Portable lab uses smartphone to detect viruses

In the latest example of advances in portable medicine, University of Cincinnati engineers have created a tiny portable lab that plugs into a phone, connecting it automatically to a doctor's office through a custom app developed by the researchers.

According to the researchers, the lab, measuring the size of a credit card, can diagnose infectious diseases such as coronavirus, malaria, HIV or Lyme disease or countless other health conditions like depression and anxiety.

The patient simply puts a single-use plastic lab chip into his or her mouth, then plugs that into a slot in the box to test the saliva. The device automatically transmits results to the patient's doctor through a custom app University of Cincinnati created for nearly instant results.

UC professor Chong Ahn and his research team used the smartphone device to test for malaria. But the researchers believe the device could be used for smart point of care testing for countless chronic or infectious diseases or to measure hormones related to stress.
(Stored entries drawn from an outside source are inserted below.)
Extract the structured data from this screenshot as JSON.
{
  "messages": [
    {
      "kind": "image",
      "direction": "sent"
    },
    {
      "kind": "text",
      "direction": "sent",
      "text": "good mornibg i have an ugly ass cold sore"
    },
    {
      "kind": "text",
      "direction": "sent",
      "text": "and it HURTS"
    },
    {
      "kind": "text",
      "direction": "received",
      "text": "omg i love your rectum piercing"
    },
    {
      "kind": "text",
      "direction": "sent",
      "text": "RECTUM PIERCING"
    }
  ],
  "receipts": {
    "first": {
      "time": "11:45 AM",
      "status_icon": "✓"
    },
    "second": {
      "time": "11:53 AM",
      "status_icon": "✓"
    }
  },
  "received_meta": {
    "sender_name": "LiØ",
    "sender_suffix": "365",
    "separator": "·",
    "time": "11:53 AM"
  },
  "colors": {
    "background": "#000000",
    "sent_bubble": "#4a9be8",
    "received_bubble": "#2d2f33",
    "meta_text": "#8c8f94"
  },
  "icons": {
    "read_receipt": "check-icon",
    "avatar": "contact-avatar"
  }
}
"Right now, it takes several hours or even days to diagnose in a lab, even when people are showing symptoms. The disease can spread," Ahn said. The scientists published their research in the Nature journal Microsystems & Nanoengineering.

Ahn’s team created a novel lab chip that uses natural capillary action, the tendency for a liquid to adhere to a surface, to draw a sample down two channels called a "microchannel capillary flow assay." One channel mixes the sample with freeze-dried detection antibodies. The other contains a freeze-dried luminescent material to read the results when the split samples combine again on three sensors.

According to Ahn, the device is accurate, simple to use and inexpensive. "The performance is comparable to laboratory tests. The cost is cheaper. And it's user-friendly," Ahn said. "We wanted to make it simple so anyone could use it without training or support."

UC doctoral student Sthitodhi Ghosh, the study's lead author, said the biggest advancement in the device is in the novel design of its tiny channels that naturally draw the sample through the sensor arrays using capillary flow.

"The entire test takes place on the chip automatically. You don't have to do anything. This is the future of personal healthcare," Ghosh said.

Besides monitoring for viruses or other diseases, Ahn sees potential for the device in the field of mental health, where doctors already utilize smartphones to help track the wellness of patients.